No surprise, therefore, that the skillfully guided tour of Guarda resulted in a mix of confusion and boredom on the side of the travel group. In fact, as it was standing in front of the fortieth or so house that the local expert showed them, a minor eclat seems to have occurred. The owner of one of the homes had applied an inscription to his house in order to express his anger with the aesthetic patronizing of the cantonal authorities. Terms like ‘slippery’ or ‘lubricious’ appear to have been voiced during the conversation hat followed. A special pleasure seems to have been provided by the phrase ‘maison lubrique’, all the more so as a girl wearing a red scarf appeared at the door, adding a touch of smear theatre to the scene. Upon which Paulhan was quick in offering a latin translation of the term "Maison lubrique": Tecta Lubrica.

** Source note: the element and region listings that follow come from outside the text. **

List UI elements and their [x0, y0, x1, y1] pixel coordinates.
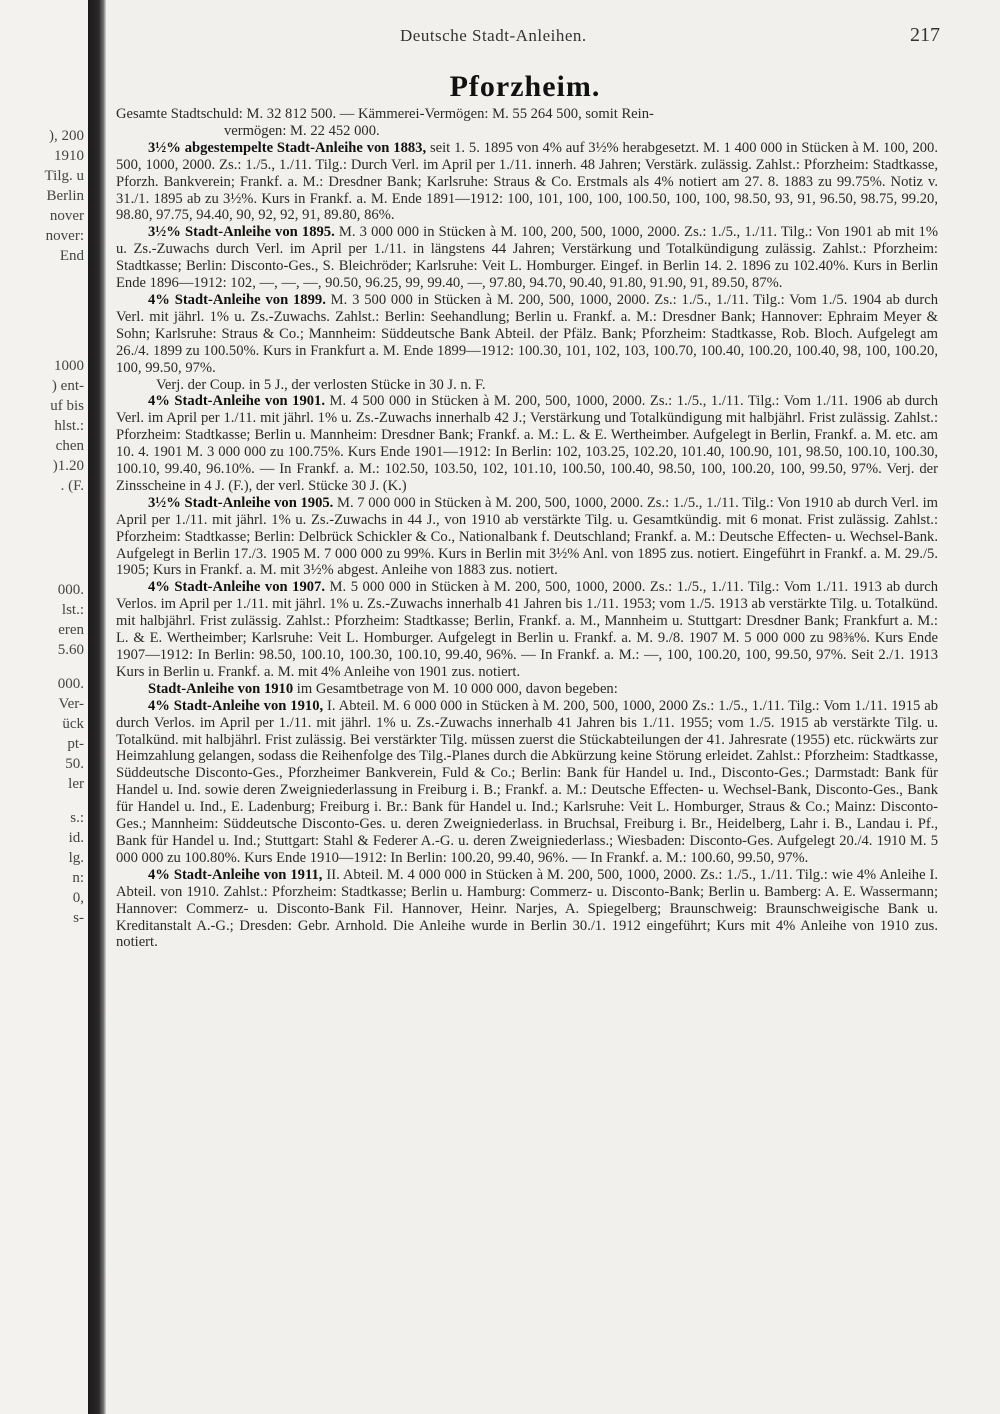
running-title: Deutsche Stadt-Anleihen. [400, 26, 587, 45]
margin-fragment: 000. [57, 676, 84, 692]
loan-entry [116, 224, 938, 292]
margin-fragment: ) ent- [51, 378, 84, 394]
margin-fragment: 1000 [54, 358, 84, 374]
loan-heading: 3½% abgestempelte Stadt-Anleihe von 1883, [148, 139, 427, 156]
loan-entry [116, 867, 938, 952]
section-title: Pforzheim. [449, 70, 601, 103]
document-body [116, 106, 938, 951]
margin-fragment: . (F. [60, 478, 84, 494]
loan-heading: 4% Stadt-Anleihe von 1899. [148, 291, 326, 308]
margin-fragment: 5.60 [57, 642, 84, 658]
adjacent-page-margin [0, 0, 88, 1414]
loan-note: Verj. der Coup. in 5 J., der verlosten Stücke in 30 J. n. F. [156, 376, 486, 393]
margin-fragment: nover: [45, 228, 84, 244]
loan-entry [116, 393, 938, 494]
document-page [110, 0, 990, 1414]
loan-heading: 4% Stadt-Anleihe von 1901. [148, 393, 325, 410]
margin-fragment: hlst.: [54, 418, 84, 434]
page-header [110, 24, 940, 50]
book-binding-shadow [88, 0, 106, 1414]
loan-heading: 4% Stadt-Anleihe von 1907. [148, 579, 325, 596]
margin-fragment: eren [58, 622, 84, 638]
loan-entry [116, 698, 938, 867]
margin-fragment: End [59, 248, 84, 264]
margin-fragment: 000. [57, 582, 84, 598]
loan-heading: Stadt-Anleihe von 1910 [148, 680, 294, 697]
margin-fragment: n: [72, 870, 84, 886]
loan-text: II. Abteil. M. 4 000 000 in Stücken à M. 200, 500, 1000, 2000. Zs.: 1./5., 1./11. Tilg.: wie 4% Anleihe I. Abteil. von 1910. Zahlst.: Pforzheim: Stadtkasse; Berlin u. Hamburg: Commerz- u. Disconto-Bank; Berlin u. Bamberg: A. E. Wassermann; Hannover: Commerz- u. Disconto-Bank Fil. Hannover, Heinr. Narjes, A. Spiegelberg; Braunschweig: Braunschweigische Bank u. Kreditanstalt A.-G.; Dresden: Gebr. Arnhold. Die Anleihe wurde in Berlin 30./1. 1912 eingeführt; Kurs mit 4% Anleihe von 1910 zus. notiert. [116, 866, 938, 951]
margin-fragment: 0, [72, 890, 84, 906]
margin-fragment: id. [68, 830, 84, 846]
loan-heading: 3½% Stadt-Anleihe von 1895. [148, 224, 335, 241]
margin-fragment: )1.20 [52, 458, 84, 474]
loan-text: seit 1. 5. 1895 von 4% auf 3½% herabgesetzt. M. 1 400 000 in Stücken à M. 100, 200. 500, 1000, 2000. Zs.: 1./5., 1./11. Tilg.: Durch Verl. im April per 1./11. innerh. 48 Jahren; Verstärk. zulässig. Zahlst.: Pforzheim: Stadtkasse, Pforzh. Bankverein; Frankf. a. M.: Dresdner Bank; Karlsruhe: Straus & Co. Erstmals als 4% notiert am 27. 8. 1883 zu 99.75%. Notiz v. 31./1. 1895 ab zu 3½%. Kurs in Frankf. a. M. Ende 1891—1912: 100, 101, 100, 100, 100.50, 100, 100, 98.50, 93, 91, 96.50, 98.75, 99.20, 98.80, 97.75, 94.40, 90, 92, 92, 91, 89.80, 86%. [116, 139, 938, 224]
loan-heading: 3½% Stadt-Anleihe von 1905. [148, 494, 334, 511]
margin-fragment: Tilg. u [44, 168, 84, 184]
margin-fragment: ), 200 [49, 128, 84, 144]
loan-text: im Gesamtbetrage von M. 10 000 000, davon begeben: [293, 680, 618, 697]
loan-text: M. 4 500 000 in Stücken à M. 200, 500, 1000, 2000. Zs.: 1./5., 1./11. Tilg.: Vom 1./11. 1906 ab durch Verl. im April per 1./11. mit jährl. 1% u. Zs.-Zuwachs innerhalb 42 J.; Verstärkung und Totalkündigung mit halbjährl. Frist zulässig. Zahlst.: Pforzheim: Stadtkasse; Berlin u. Mannheim: Dresdner Bank; Frankf. a. M.: L. & E. Wertheimber. Aufgelegt in Berlin, Frankf. a. M. etc. am 10. 4. 1901 M. 3 000 000 zu 100.75%. Kurs Ende 1901—1912: In Berlin: 102, 103.25, 102.20, 101.40, 100.90, 101, 98.50, 100.10, 100.30, 100.10, 99.40, 96.10%. — In Frankf. a. M.: 102.50, 103.50, 102, 101.10, 100.50, 100.40, 98.50, 100, 100.20, 100, 99.50, 97%. Verj. der Zinsscheine in 4 J. (F.), der verl. Stücke 30 J. (K.) [116, 393, 938, 494]
loan-entry [116, 579, 938, 680]
loan-entry [116, 681, 938, 698]
loan-text: M. 7 000 000 in Stücken à M. 200, 500, 1000, 2000. Zs.: 1./5., 1./11. Tilg.: Von 1910 ab durch Verl. im April per 1./11. mit jährl. 1% u. Zs.-Zuwachs in 44 J., von 1910 ab verstärkte Tilg. u. Gesamtkündig. mit 6 monat. Frist zulässig. Zahlst.: Pforzheim: Stadtkasse; Berlin: Delbrück Schickler & Co., Nationalbank f. Deutschland; Frankf. a. M.: Deutsche Effecten- u. Wechsel-Bank. Aufgelegt in Berlin 17./3. 1905 M. 7 000 000 zu 99%. Kurs in Berlin mit 3½% Anl. von 1895 zus. notiert. Eingeführt in Frankf. a. M. 29./5. 1905; Kurs in Frankf. a. M. mit 3½% abgest. Anleihe von 1883 zus. notiert. [116, 494, 938, 579]
loan-heading: 4% Stadt-Anleihe von 1910, [148, 697, 324, 714]
intro-line: vermögen: M. 22 452 000. [224, 122, 380, 139]
margin-fragment: uf bis [50, 398, 84, 414]
margin-fragment: 50. [65, 756, 84, 772]
loan-text: I. Abteil. M. 6 000 000 in Stücken à M. 200, 500, 1000, 2000 Zs.: 1./5., 1./11. Tilg.: Vom 1./11. 1915 ab durch Verlos. im April per 1./11. mit jährl. 1% u. Zs.-Zuwachs innerhalb 41 Jahren bis 1./11. 1955; vom 1./5. 1915 ab verstärkte Tilg. u. Totalkünd. mit halbjährl. Frist zulässig. Bei verstärkter Tilg. müssen zuerst die Stückabteilungen der 41. Jahresrate (1955) etc. rückwärts zur Heimzahlung gelangen, sodass die Reihenfolge des Tilg.-Planes durch die Abkürzung keine Störung erleidet. Zahlst.: Pforzheim: Stadtkasse, Süddeutsche Disconto-Ges., Pforzheimer Bankverein, Fuld & Co.; Berlin: Bank für Handel u. Ind., Disconto-Ges.; Darmstadt: Bank für Handel u. Ind. sowie deren Zweigniederlassung in Freiburg i. B.; Frankf. a. M.: Deutsche Effecten- u. Wechsel-Bank, Disconto-Ges., Bank für Handel u. Ind., E. Ladenburg; Freiburg i. Br.: Bank für Handel u. Ind.; Karlsruhe: Veit L. Homburger, Straus & Co.; Mainz: Disconto-Ges.; Mannheim: Süddeutsche Disconto-Ges. u. deren Zweigniederlass. in Bruchsal, Freiburg i. Br., Heidelberg, Lahr i. B., Landau i. Pf., Bank für Handel u. Ind.; Stuttgart: Stahl & Federer A.-G. u. deren Zweigniederlass.; Wiesbaden: Disconto-Ges. Aufgelegt 20./4. 1910 M. 5 000 000 zu 100.80%. Kurs Ende 1910—1912: In Berlin: 100.20, 99.40, 96%. — In Frankf. a. M.: 100.60, 99.50, 97%. [116, 697, 938, 866]
loan-entry [116, 292, 938, 377]
margin-fragment: Ver- [58, 696, 84, 712]
loan-text: M. 3 500 000 in Stücken à M. 200, 500, 1000, 2000. Zs.: 1./5., 1./11. Tilg.: Vom 1./5. 1904 ab durch Verl. mit jährl. 1% u. Zs.-Zuwachs. Zahlst.: Berlin: Seehandlung; Berlin u. Frankf. a. M.: Dresdner Bank; Hannover: Ephraim Meyer & Sohn; Karlsruhe: Straus & Co.; Mannheim: Süddeutsche Bank Abteil. der Pfälz. Bank; Pforzheim: Stadtkasse, Rob. Bloch. Aufgelegt am 26./4. 1899 zu 100.50%. Kurs in Frankfurt a. M. Ende 1899—1912: 100.30, 101, 102, 103, 100.70, 100.40, 100.20, 100.40, 98, 100, 100.20, 100, 99.50, 97%. [116, 291, 938, 376]
margin-fragment: chen [55, 438, 84, 454]
margin-fragment: ler [68, 776, 84, 792]
margin-fragment: lst.: [61, 602, 84, 618]
page-number: 217 [910, 24, 940, 46]
margin-fragment: s- [73, 910, 84, 926]
margin-fragment: nover [49, 208, 84, 224]
loan-entry [116, 140, 938, 225]
margin-fragment: ück [62, 716, 84, 732]
loan-text: M. 3 000 000 in Stücken à M. 100, 200, 500, 1000, 2000. Zs.: 1./5., 1./11. Tilg.: Von 1901 ab mit 1% u. Zs.-Zuwachs durch Verl. im April per 1./11. in längstens 44 Jahren; Verstärkung und Totalkündigung zulässig. Zahlst.: Pforzheim: Stadtkasse; Berlin: Disconto-Ges., S. Bleichröder; Karlsruhe: Veit L. Homburger. Eingef. in Berlin 14. 2. 1896 zu 102.40%. Kurs in Berlin Ende 1896—1912: 102, —, —, —, 90.50, 96.25, 99, 99.40, —, 97.80, 94.70, 90.40, 91.80, 91.90, 91, 89.50, 87%. [116, 224, 938, 292]
margin-fragment: Berlin [46, 188, 84, 204]
margin-fragment: pt- [67, 736, 84, 752]
loan-entry [116, 495, 938, 580]
margin-fragment: 1910 [54, 148, 84, 164]
margin-fragment: lg. [68, 850, 84, 866]
margin-fragment: s.: [70, 810, 84, 826]
loan-text: M. 5 000 000 in Stücken à M. 200, 500, 1000, 2000. Zs.: 1./5., 1./11. Tilg.: Vom 1./11. 1913 ab durch Verlos. im April per 1./11. mit jährl. 1% u. Zs.-Zuwachs innerhalb 41 Jahren bis 1./11. 1953; vom 1./5. 1913 ab verstärkte Tilg. u. Totalkünd. mit halbjährl. Frist zulässig. Zahlst.: Pforzheim: Stadtkasse; Berlin, Frankf. a. M., Mannheim u. Stuttgart: Dresdner Bank; Frankfurt a. M.: L. & E. Wertheimber; Karlsruhe: Veit L. Homburger. Aufgelegt in Berlin u. Frankf. a. M. 9./8. 1907 M. 5 000 000 zu 98⅜%. Kurs Ende 1907—1912: In Berlin: 98.50, 100.10, 100.30, 100.10, 99.40, 96%. — In Frankf. a. M.: —, 100, 100.20, 100, 99.50, 97%. Seit 2./1. 1913 Kurs in Berlin u. Frankf. a. M. mit 4% Anleihe von 1901 zus. notiert. [116, 579, 938, 680]
loan-heading: 4% Stadt-Anleihe von 1911, [148, 866, 323, 883]
intro-line: Gesamte Stadtschuld: M. 32 812 500. — Kämmerei-Vermögen: M. 55 264 500, somit Rein- [116, 106, 654, 122]
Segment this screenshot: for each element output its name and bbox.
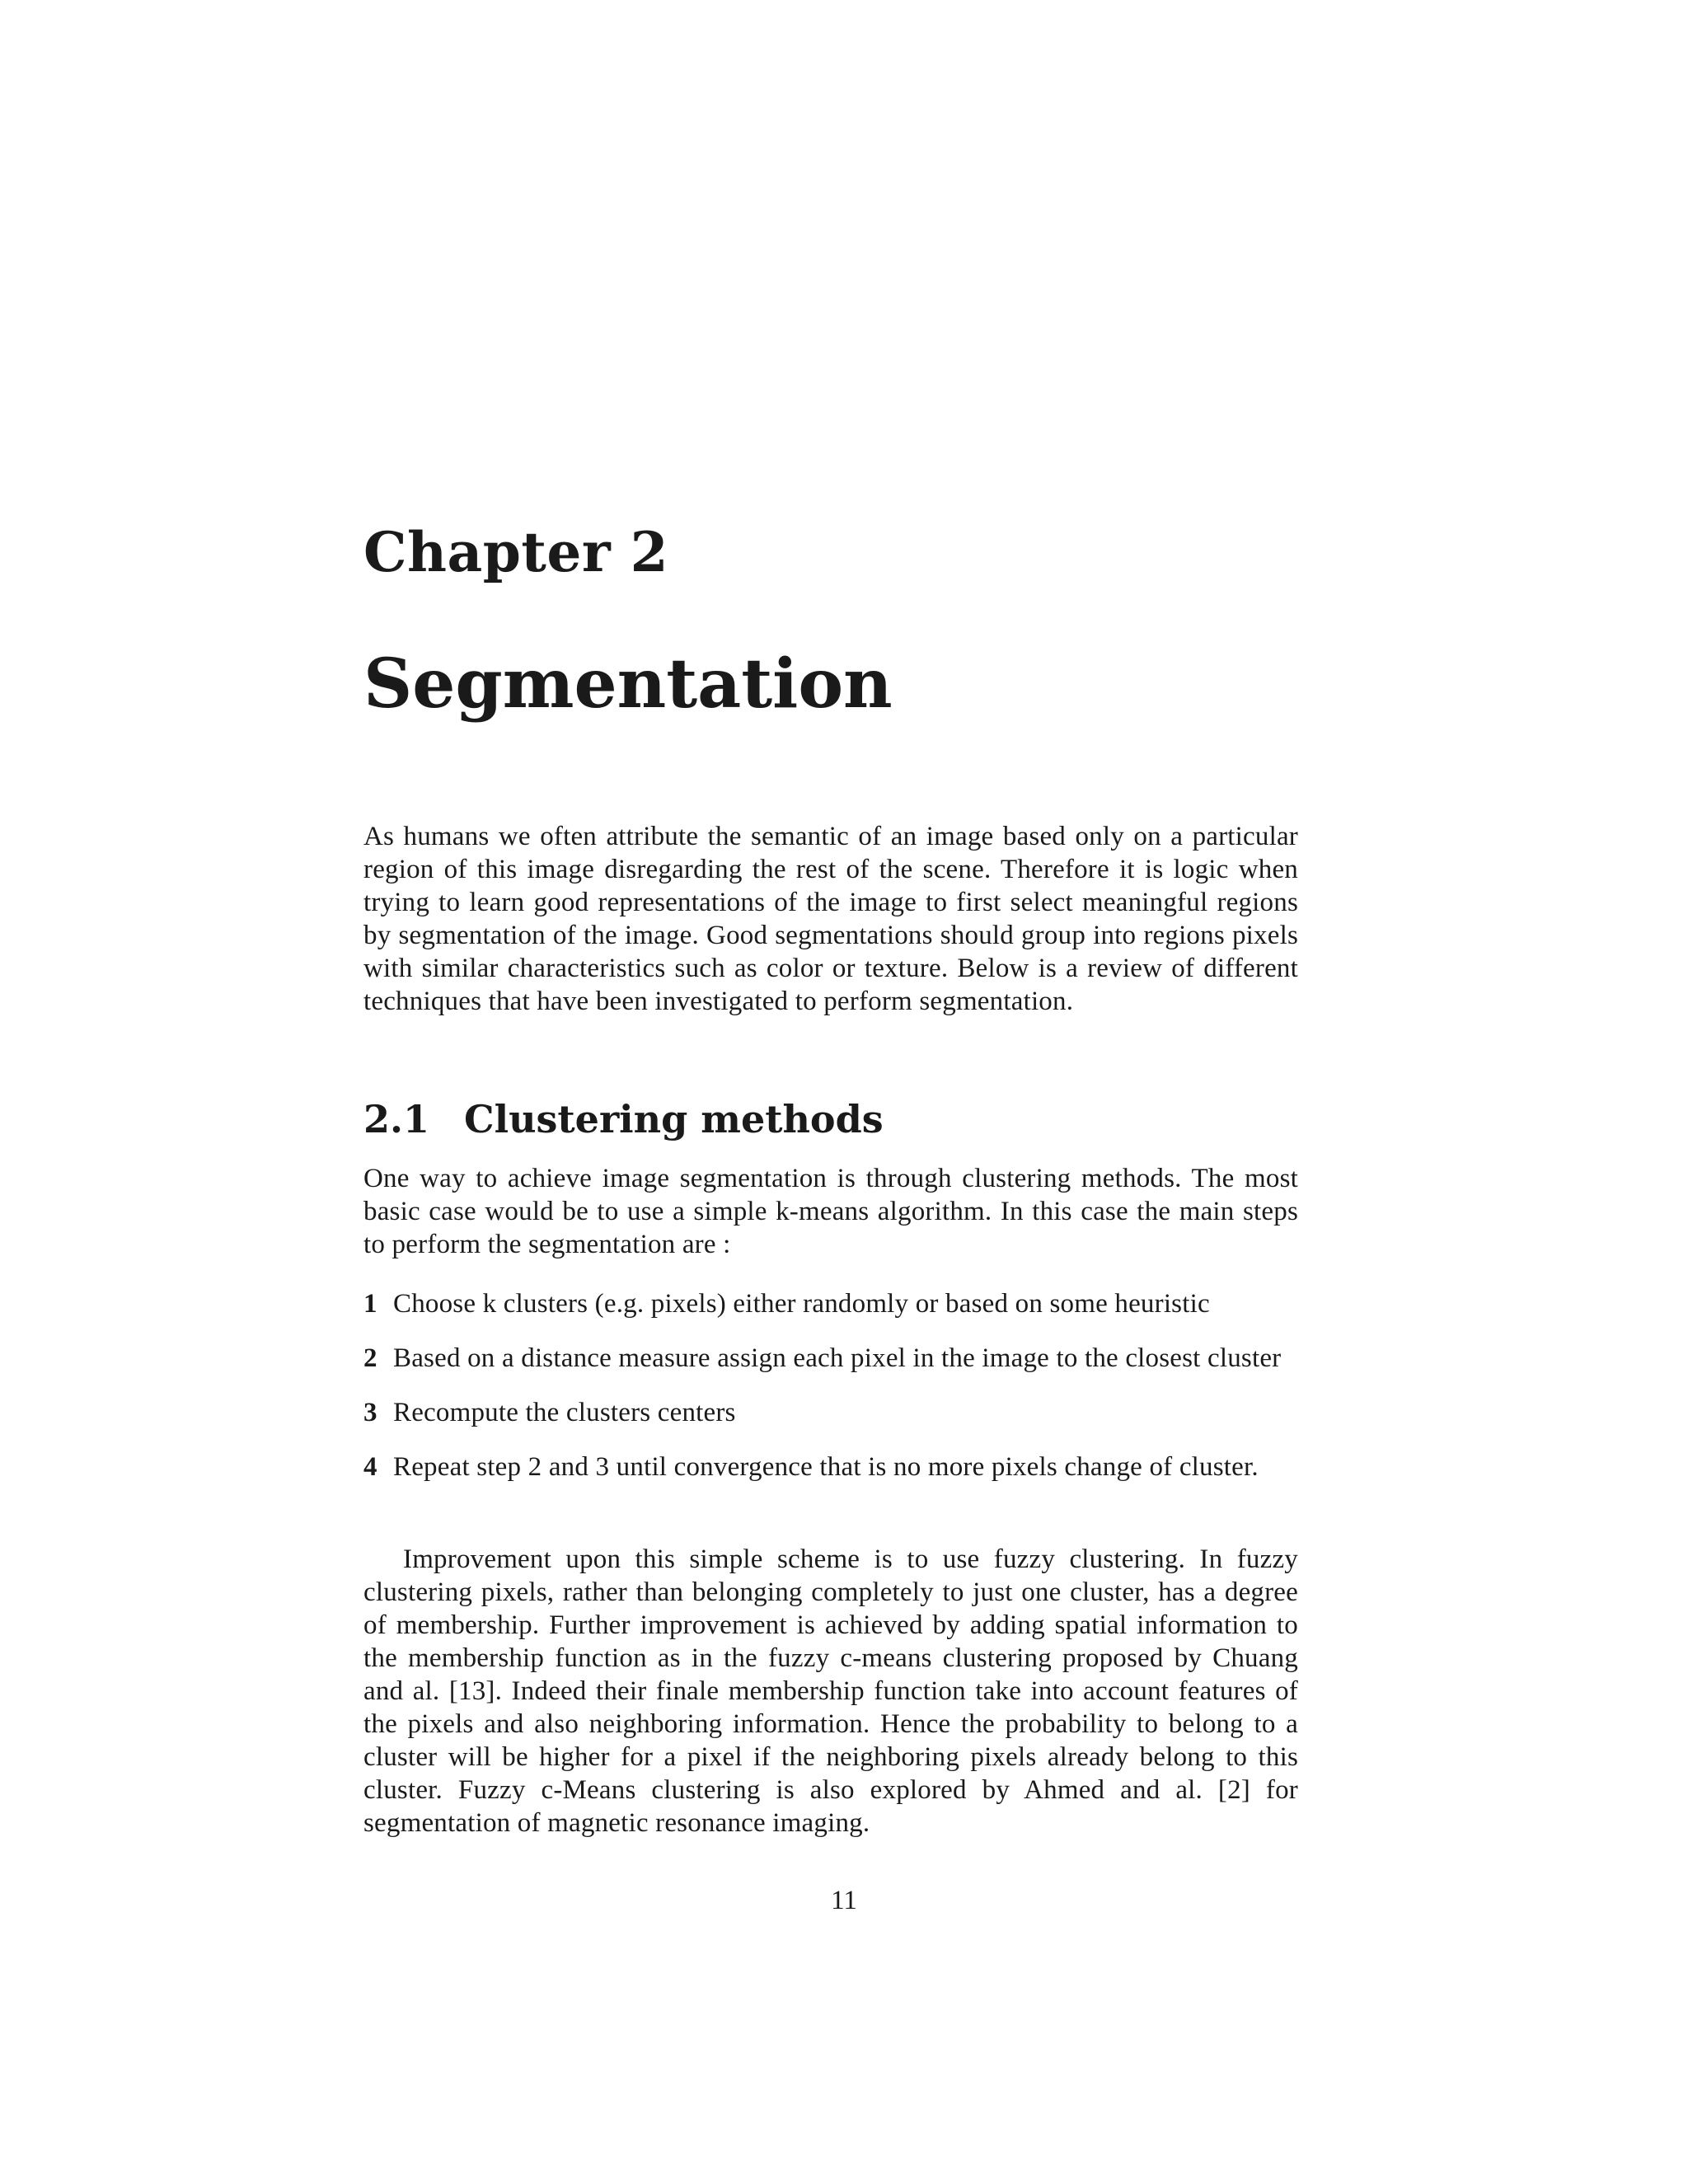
step-text: Choose k clusters (e.g. pixels) either randomly or based on some heuristic bbox=[393, 1289, 1210, 1319]
steps-list bbox=[363, 1287, 1298, 1505]
closing-paragraph: Improvement upon this simple scheme is to use fuzzy clustering. In fuzzy clustering pixels, rather than belonging completely to just one cluster, has a degree of membership. Further improvement is achieved by adding spatial information to the membership function as in the fuzzy c-means clustering proposed by Chuang and al. [13]. Indeed their finale membership function take into account features of the pixels and also neighboring information. Hence the probability to belong to a cluster will be higher for a pixel if the neighboring pixels already belong to this cluster. Fuzzy c-Means clustering is also explored by Ahmed and al. [2] for segmentation of magnetic resonance imaging. bbox=[363, 1544, 1298, 1838]
section-number: 2.1 bbox=[363, 1097, 430, 1141]
step-text: Recompute the clusters centers bbox=[393, 1398, 736, 1427]
step-number: 4 bbox=[363, 1452, 377, 1482]
step-number: 3 bbox=[363, 1398, 377, 1427]
list-item bbox=[363, 1287, 1298, 1320]
list-item bbox=[363, 1451, 1298, 1483]
list-item bbox=[363, 1342, 1298, 1375]
chapter-title: Segmentation bbox=[363, 644, 893, 724]
step-number: 2 bbox=[363, 1343, 377, 1373]
page-number: 11 bbox=[831, 1886, 857, 1915]
step-number: 1 bbox=[363, 1289, 377, 1319]
step-text: Repeat step 2 and 3 until convergence that is no more pixels change of cluster. bbox=[393, 1452, 1259, 1482]
section-title: Clustering methods bbox=[464, 1097, 884, 1141]
section-heading bbox=[363, 1094, 884, 1144]
section-lead-paragraph: One way to achieve image segmentation is through clustering methods. The most basic case would be to use a simple k-means algorithm. In this case the main steps to perform the segmentation are : bbox=[363, 1164, 1298, 1259]
step-text: Based on a distance measure assign each pixel in the image to the closest cluster bbox=[393, 1343, 1282, 1373]
list-item bbox=[363, 1396, 1298, 1429]
chapter-label: Chapter 2 bbox=[363, 520, 669, 584]
intro-paragraph: As humans we often attribute the semantic of an image based only on a particular region of this image disregarding the rest of the scene. Therefore it is logic when trying to learn good representations of the image to first select meaningful regions by segmentation of the image. Good segmentations should group into regions pixels with similar characteristics such as color or texture. Below is a review of different techniques that have been investigated to perform segmentation. bbox=[363, 822, 1298, 1016]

A few moments later, a local architect joined the group, having heard of Le Corbusier’s presence. There can be no doubt that this man was Iachen Ulrich Könz, the ‘King of Guarda’. If Paulhans' conclusions from the clash between the two collegues were correct, then our friend (i.e., Le Corbusier) must have been widely beside the mark regarding the issue of dating the ornaments on the façades. "Nevertheless, we hesitated to suddenly consider admirable the dragons that had seemed frightful to us a moment earlier (and vice versa)," Paulhans continued. - Be that, as it may, as the architects quarrelled about the sgraffiti, Le Corbusier may have had time to inspect the characteristic lighting slits of many of those homes, which would find a distant echo ten years later in the south wall of the pilgrimage chapel in Ronchamp.